Since the decline is expected to be felt first at HES, the subcommittee recommended funneling realized savings to TBS.

“Due to the fact that enrollment decline is projected to impact HES several years before the upper grades at TBS, personnel and program cost savings due to enrollment decline at HES could also be utilized to provide funding for personnel and program needs at TBS.”

There were several subject-area recommendations made by the subcommittee. For math, the panel recommended eliminating two to three math classes, shrinking AP and honors math class sizes, and offering new math electives such as college prep probability and statistics courses.

The subcommittee suggests more language sessions for classes in high demand. The panel also suggested beefed-up social studies such as electives on government/civics, comparative religion, political science, philosophy and sociology.

In science, crowded labs would be eased by smaller class sizes. Science electives such as environmental science, astrophysics, astronomy and biochemistry classes were also suggested.

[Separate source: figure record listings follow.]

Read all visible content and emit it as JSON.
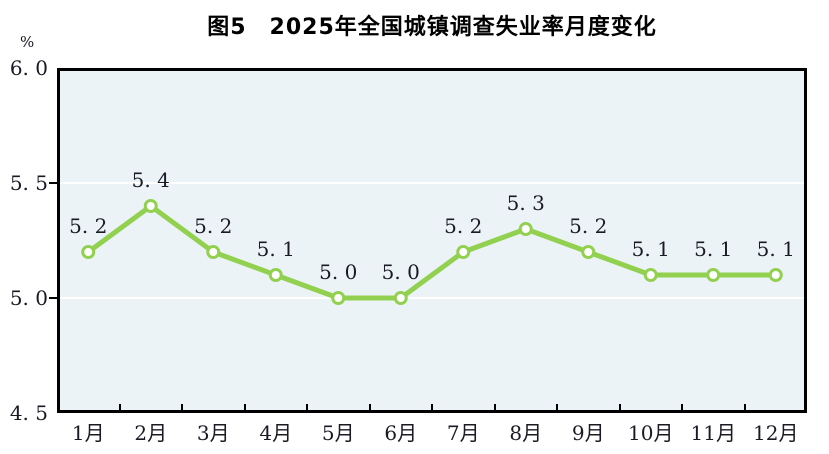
{
  "chart_data": {
    "type": "line",
    "title": "图5　2025年全国城镇调查失业率月度变化",
    "unit_label": "%",
    "categories": [
      "1月",
      "2月",
      "3月",
      "4月",
      "5月",
      "6月",
      "7月",
      "8月",
      "9月",
      "10月",
      "11月",
      "12月"
    ],
    "values": [
      5.2,
      5.4,
      5.2,
      5.1,
      5.0,
      5.0,
      5.2,
      5.3,
      5.2,
      5.1,
      5.1,
      5.1
    ],
    "point_labels": [
      "5. 2",
      "5. 4",
      "5. 2",
      "5. 1",
      "5. 0",
      "5. 0",
      "5. 2",
      "5. 3",
      "5. 2",
      "5. 1",
      "5. 1",
      "5. 1"
    ],
    "ylim": [
      4.5,
      6.0
    ],
    "y_ticks": [
      {
        "value": 6.0,
        "label": "6. 0"
      },
      {
        "value": 5.5,
        "label": "5. 5"
      },
      {
        "value": 5.0,
        "label": "5. 0"
      },
      {
        "value": 4.5,
        "label": "4. 5"
      }
    ],
    "grid": true,
    "legend": false,
    "colors": {
      "line": "#92d050",
      "marker_fill": "#ffffff",
      "plot_background": "#ecf3f7",
      "gridline": "#ffffff",
      "axis": "#000000",
      "text": "#1a1a24"
    }
  }
}
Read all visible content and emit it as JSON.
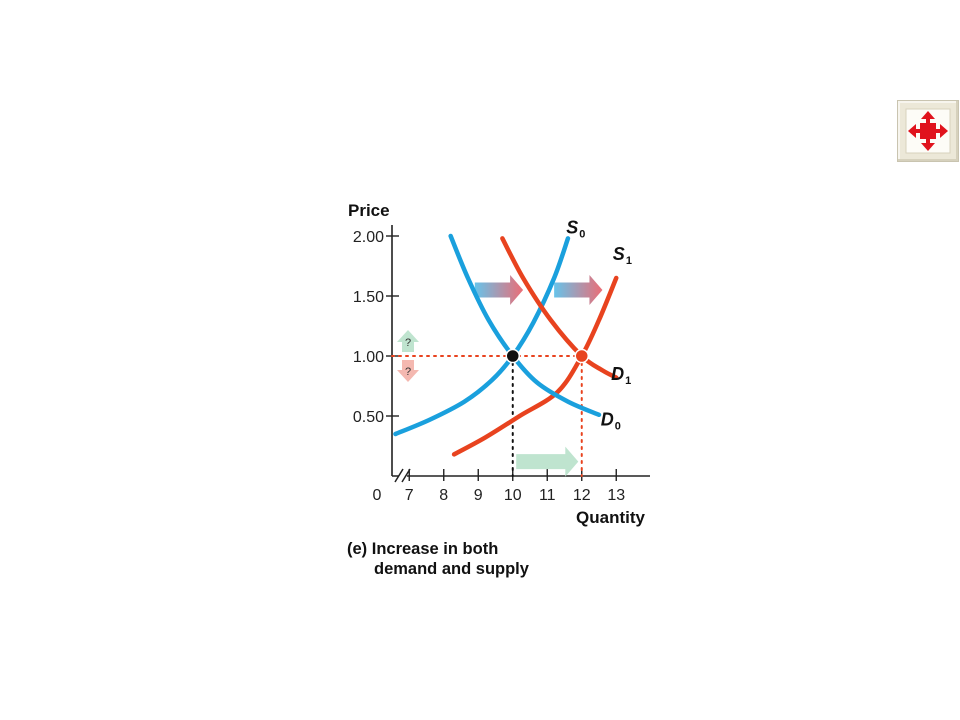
{
  "nav": {
    "icon": "expand-arrows-icon"
  },
  "colors": {
    "blue": "#1aa0dd",
    "red": "#e8431f",
    "pale_green": "#bfe4cf",
    "pale_red": "#f4b8b0",
    "grid_dot_red": "#e8431f",
    "grid_dot_black": "#111111"
  },
  "chart_data": {
    "type": "line",
    "title": "(e) Increase in both demand and supply",
    "caption_lines": [
      "(e) Increase in both",
      "demand and supply"
    ],
    "xlabel": "Quantity",
    "ylabel": "Price",
    "xlim": [
      6.4,
      13.5
    ],
    "ylim": [
      0,
      2.1
    ],
    "x_break": true,
    "x_origin_label": "0",
    "x_ticks": [
      7,
      8,
      9,
      10,
      11,
      12,
      13
    ],
    "x_tick_labels": [
      "7",
      "8",
      "9",
      "10",
      "11",
      "12",
      "13"
    ],
    "x_highlight_tick": 12,
    "y_ticks": [
      0.5,
      1.0,
      1.5,
      2.0
    ],
    "y_tick_labels": [
      "0.50",
      "1.00",
      "1.50",
      "2.00"
    ],
    "y_highlight_tick": 1.0,
    "series": [
      {
        "name": "S",
        "sub": "0",
        "color": "#1aa0dd",
        "points": [
          [
            6.6,
            0.35
          ],
          [
            7.6,
            0.47
          ],
          [
            8.6,
            0.62
          ],
          [
            9.4,
            0.8
          ],
          [
            10.0,
            1.0
          ],
          [
            10.6,
            1.28
          ],
          [
            11.2,
            1.65
          ],
          [
            11.6,
            1.98
          ]
        ]
      },
      {
        "name": "S",
        "sub": "1",
        "color": "#e8431f",
        "points": [
          [
            8.3,
            0.18
          ],
          [
            9.2,
            0.32
          ],
          [
            10.2,
            0.5
          ],
          [
            11.3,
            0.7
          ],
          [
            12.0,
            1.0
          ],
          [
            12.5,
            1.3
          ],
          [
            13.0,
            1.65
          ]
        ]
      },
      {
        "name": "D",
        "sub": "0",
        "color": "#1aa0dd",
        "points": [
          [
            8.2,
            2.0
          ],
          [
            8.7,
            1.65
          ],
          [
            9.3,
            1.3
          ],
          [
            10.0,
            1.0
          ],
          [
            10.7,
            0.78
          ],
          [
            11.6,
            0.62
          ],
          [
            12.5,
            0.51
          ]
        ]
      },
      {
        "name": "D",
        "sub": "1",
        "color": "#e8431f",
        "points": [
          [
            9.7,
            1.98
          ],
          [
            10.3,
            1.65
          ],
          [
            11.1,
            1.3
          ],
          [
            12.0,
            1.0
          ],
          [
            12.6,
            0.88
          ],
          [
            13.0,
            0.82
          ]
        ]
      }
    ],
    "curve_labels": [
      {
        "name": "S",
        "sub": "0",
        "x": 11.55,
        "y": 2.02
      },
      {
        "name": "S",
        "sub": "1",
        "x": 12.9,
        "y": 1.8
      },
      {
        "name": "D",
        "sub": "1",
        "x": 12.85,
        "y": 0.8
      },
      {
        "name": "D",
        "sub": "0",
        "x": 12.55,
        "y": 0.42
      }
    ],
    "equilibria": [
      {
        "x": 10,
        "y": 1.0,
        "color": "#111111"
      },
      {
        "x": 12,
        "y": 1.0,
        "color": "#e8431f"
      }
    ],
    "shift_arrows": [
      {
        "x0": 8.9,
        "x1": 10.3,
        "y": 1.55,
        "style": "blue-red"
      },
      {
        "x0": 11.2,
        "x1": 12.6,
        "y": 1.55,
        "style": "blue-red"
      },
      {
        "x0": 10.1,
        "x1": 11.9,
        "y": 0.12,
        "style": "green"
      }
    ],
    "price_change_labels": [
      "?",
      "?"
    ]
  }
}
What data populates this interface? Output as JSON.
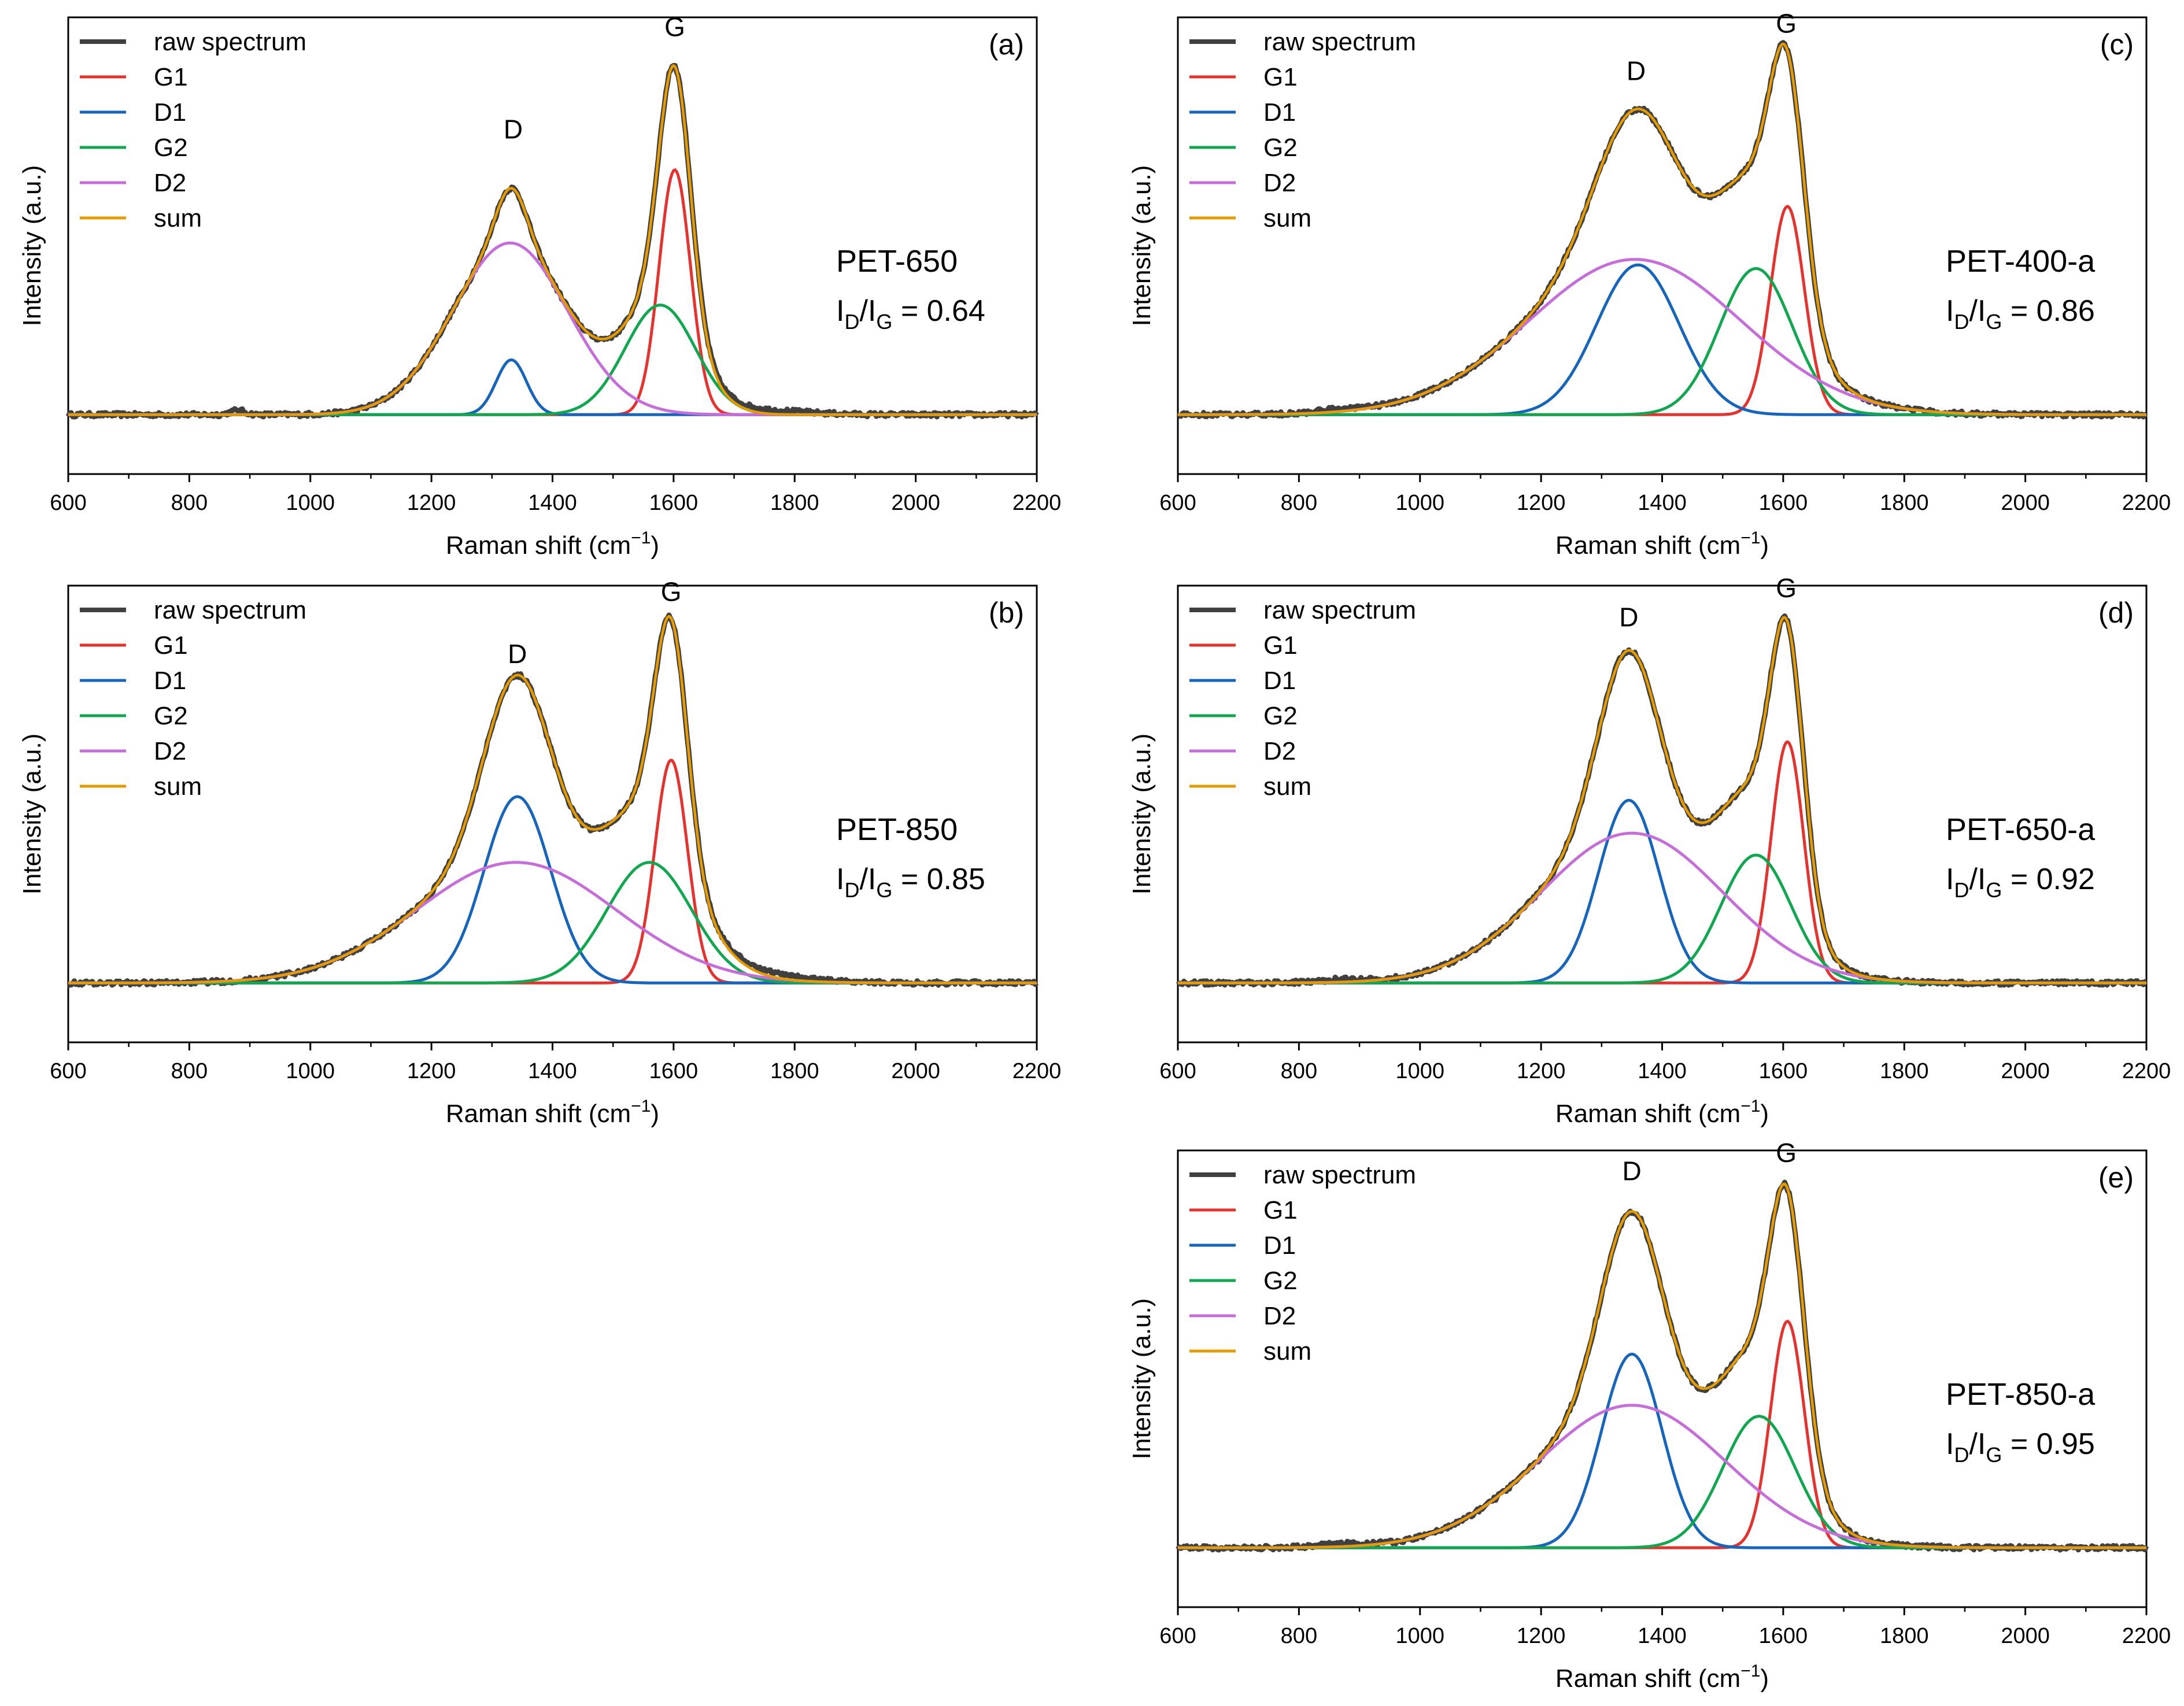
{
  "chart_data": [
    {
      "type": "line",
      "panel": "(a)",
      "sample": "PET-650",
      "ratio": {
        "text_main": "I",
        "text_sub_d": "D",
        "text_slash": "/I",
        "text_sub_g": "G",
        "value_text": " = 0.64",
        "value": 0.64
      },
      "xlabel": {
        "main": "Raman shift (cm",
        "sup": "−1",
        "end": ")"
      },
      "ylabel": "Intensity (a.u.)",
      "xlim": [
        600,
        2200
      ],
      "xticks": [
        600,
        800,
        1000,
        1200,
        1400,
        1600,
        1800,
        2000,
        2200
      ],
      "ylim": [
        0,
        1.1
      ],
      "peak_labels": [
        {
          "text": "D",
          "x": 1335,
          "y": 0.74
        },
        {
          "text": "G",
          "x": 1602,
          "y": 1.02
        }
      ],
      "legend": [
        "raw spectrum",
        "G1",
        "D1",
        "G2",
        "D2",
        "sum"
      ],
      "series": [
        {
          "name": "G1",
          "color": "#e8302c",
          "peaks": [
            {
              "c": 1602,
              "w": 26,
              "a": 0.67
            }
          ]
        },
        {
          "name": "D1",
          "color": "#1565c0",
          "peaks": [
            {
              "c": 1332,
              "w": 25,
              "a": 0.15
            }
          ]
        },
        {
          "name": "G2",
          "color": "#10a84f",
          "peaks": [
            {
              "c": 1578,
              "w": 58,
              "a": 0.3
            }
          ]
        },
        {
          "name": "D2",
          "color": "#c76cdb",
          "peaks": [
            {
              "c": 1330,
              "w": 95,
              "a": 0.47
            }
          ]
        }
      ],
      "extra_raw": [
        {
          "c": 880,
          "w": 12,
          "a": 0.012
        },
        {
          "c": 1740,
          "w": 75,
          "a": 0.012
        }
      ]
    },
    {
      "type": "line",
      "panel": "(b)",
      "sample": "PET-850",
      "ratio": {
        "text_main": "I",
        "text_sub_d": "D",
        "text_slash": "/I",
        "text_sub_g": "G",
        "value_text": " = 0.85",
        "value": 0.85
      },
      "xlabel": {
        "main": "Raman shift (cm",
        "sup": "−1",
        "end": ")"
      },
      "ylabel": "Intensity (a.u.)",
      "xlim": [
        600,
        2200
      ],
      "xticks": [
        600,
        800,
        1000,
        1200,
        1400,
        1600,
        1800,
        2000,
        2200
      ],
      "ylim": [
        0,
        1.1
      ],
      "peak_labels": [
        {
          "text": "D",
          "x": 1342,
          "y": 0.86
        },
        {
          "text": "G",
          "x": 1596,
          "y": 1.03
        }
      ],
      "legend": [
        "raw spectrum",
        "G1",
        "D1",
        "G2",
        "D2",
        "sum"
      ],
      "series": [
        {
          "name": "G1",
          "color": "#e8302c",
          "peaks": [
            {
              "c": 1596,
              "w": 27,
              "a": 0.61
            }
          ]
        },
        {
          "name": "D1",
          "color": "#1565c0",
          "peaks": [
            {
              "c": 1342,
              "w": 55,
              "a": 0.51
            }
          ]
        },
        {
          "name": "G2",
          "color": "#10a84f",
          "peaks": [
            {
              "c": 1560,
              "w": 70,
              "a": 0.33
            }
          ]
        },
        {
          "name": "D2",
          "color": "#c76cdb",
          "peaks": [
            {
              "c": 1340,
              "w": 165,
              "a": 0.33
            }
          ]
        }
      ],
      "extra_raw": [
        {
          "c": 1760,
          "w": 80,
          "a": 0.012
        }
      ]
    },
    {
      "type": "line",
      "panel": "(c)",
      "sample": "PET-400-a",
      "ratio": {
        "text_main": "I",
        "text_sub_d": "D",
        "text_slash": "/I",
        "text_sub_g": "G",
        "value_text": " = 0.86",
        "value": 0.86
      },
      "xlabel": {
        "main": "Raman shift (cm",
        "sup": "−1",
        "end": ")"
      },
      "ylabel": "Intensity (a.u.)",
      "xlim": [
        600,
        2200
      ],
      "xticks": [
        600,
        800,
        1000,
        1200,
        1400,
        1600,
        1800,
        2000,
        2200
      ],
      "ylim": [
        0,
        1.1
      ],
      "peak_labels": [
        {
          "text": "D",
          "x": 1357,
          "y": 0.9
        },
        {
          "text": "G",
          "x": 1605,
          "y": 1.03
        }
      ],
      "legend": [
        "raw spectrum",
        "G1",
        "D1",
        "G2",
        "D2",
        "sum"
      ],
      "series": [
        {
          "name": "G1",
          "color": "#e8302c",
          "peaks": [
            {
              "c": 1607,
              "w": 28,
              "a": 0.57
            }
          ]
        },
        {
          "name": "D1",
          "color": "#1565c0",
          "peaks": [
            {
              "c": 1360,
              "w": 68,
              "a": 0.41
            }
          ]
        },
        {
          "name": "G2",
          "color": "#10a84f",
          "peaks": [
            {
              "c": 1555,
              "w": 60,
              "a": 0.4
            }
          ]
        },
        {
          "name": "D2",
          "color": "#c76cdb",
          "peaks": [
            {
              "c": 1355,
              "w": 175,
              "a": 0.425
            }
          ]
        }
      ],
      "extra_raw": [
        {
          "c": 870,
          "w": 40,
          "a": 0.008
        }
      ]
    },
    {
      "type": "line",
      "panel": "(d)",
      "sample": "PET-650-a",
      "ratio": {
        "text_main": "I",
        "text_sub_d": "D",
        "text_slash": "/I",
        "text_sub_g": "G",
        "value_text": " = 0.92",
        "value": 0.92
      },
      "xlabel": {
        "main": "Raman shift (cm",
        "sup": "−1",
        "end": ")"
      },
      "ylabel": "Intensity (a.u.)",
      "xlim": [
        600,
        2200
      ],
      "xticks": [
        600,
        800,
        1000,
        1200,
        1400,
        1600,
        1800,
        2000,
        2200
      ],
      "ylim": [
        0,
        1.1
      ],
      "peak_labels": [
        {
          "text": "D",
          "x": 1345,
          "y": 0.96
        },
        {
          "text": "G",
          "x": 1605,
          "y": 1.04
        }
      ],
      "legend": [
        "raw spectrum",
        "G1",
        "D1",
        "G2",
        "D2",
        "sum"
      ],
      "series": [
        {
          "name": "G1",
          "color": "#e8302c",
          "peaks": [
            {
              "c": 1607,
              "w": 27,
              "a": 0.66
            }
          ]
        },
        {
          "name": "D1",
          "color": "#1565c0",
          "peaks": [
            {
              "c": 1345,
              "w": 50,
              "a": 0.5
            }
          ]
        },
        {
          "name": "G2",
          "color": "#10a84f",
          "peaks": [
            {
              "c": 1555,
              "w": 58,
              "a": 0.35
            }
          ]
        },
        {
          "name": "D2",
          "color": "#c76cdb",
          "peaks": [
            {
              "c": 1350,
              "w": 150,
              "a": 0.41
            }
          ]
        }
      ],
      "extra_raw": [
        {
          "c": 870,
          "w": 40,
          "a": 0.008
        }
      ]
    },
    {
      "type": "line",
      "panel": "(e)",
      "sample": "PET-850-a",
      "ratio": {
        "text_main": "I",
        "text_sub_d": "D",
        "text_slash": "/I",
        "text_sub_g": "G",
        "value_text": " = 0.95",
        "value": 0.95
      },
      "xlabel": {
        "main": "Raman shift (cm",
        "sup": "−1",
        "end": ")"
      },
      "ylabel": "Intensity (a.u.)",
      "xlim": [
        600,
        2200
      ],
      "xticks": [
        600,
        800,
        1000,
        1200,
        1400,
        1600,
        1800,
        2000,
        2200
      ],
      "ylim": [
        0,
        1.1
      ],
      "peak_labels": [
        {
          "text": "D",
          "x": 1350,
          "y": 0.99
        },
        {
          "text": "G",
          "x": 1605,
          "y": 1.04
        }
      ],
      "legend": [
        "raw spectrum",
        "G1",
        "D1",
        "G2",
        "D2",
        "sum"
      ],
      "series": [
        {
          "name": "G1",
          "color": "#e8302c",
          "peaks": [
            {
              "c": 1607,
              "w": 28,
              "a": 0.62
            }
          ]
        },
        {
          "name": "D1",
          "color": "#1565c0",
          "peaks": [
            {
              "c": 1350,
              "w": 50,
              "a": 0.53
            }
          ]
        },
        {
          "name": "G2",
          "color": "#10a84f",
          "peaks": [
            {
              "c": 1560,
              "w": 60,
              "a": 0.36
            }
          ]
        },
        {
          "name": "D2",
          "color": "#c76cdb",
          "peaks": [
            {
              "c": 1350,
              "w": 155,
              "a": 0.39
            }
          ]
        }
      ],
      "extra_raw": [
        {
          "c": 870,
          "w": 40,
          "a": 0.008
        }
      ]
    }
  ],
  "styles": {
    "raw_color": "#404040",
    "sum_color": "#e69b00",
    "axis_color": "#000000"
  }
}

In English, added staff could reduce class sizes to allow for more frequent and higher quality feedback on student assignments and conference time on writing assignments. Added electives could include offerings on Shakespeare, public speaking, media literacy and film critique.


What to do with the report is unclear as of yet. “I suppose it’s up to us to decide,” said Sullebarger.

Connelly suggested that the report should be construed as a long-range plan with no need for action until “benchmarks” are reached. “We’re not even projecting enrollment decline would hit the point of implementing some of these recommendations for several years.”

“I’d have a different take,” responded committee member Keith Cheveralls, who argued there is a “more imminent” need to act.

With limited opportunity to review the document before the full committee meeting, Chairwoman SusanMary Redinger gauged interest in a special meeting to discuss the report. “We can’t do justice to everything in here.”

“This is a two- to three-hour discussion on its own,” agreed Cheveralls.

The full subcommittee set a meeting for Wednesday, April 24, at 9 a.m. in the Harvard Town Hall meeting room to further explore the draft report findings.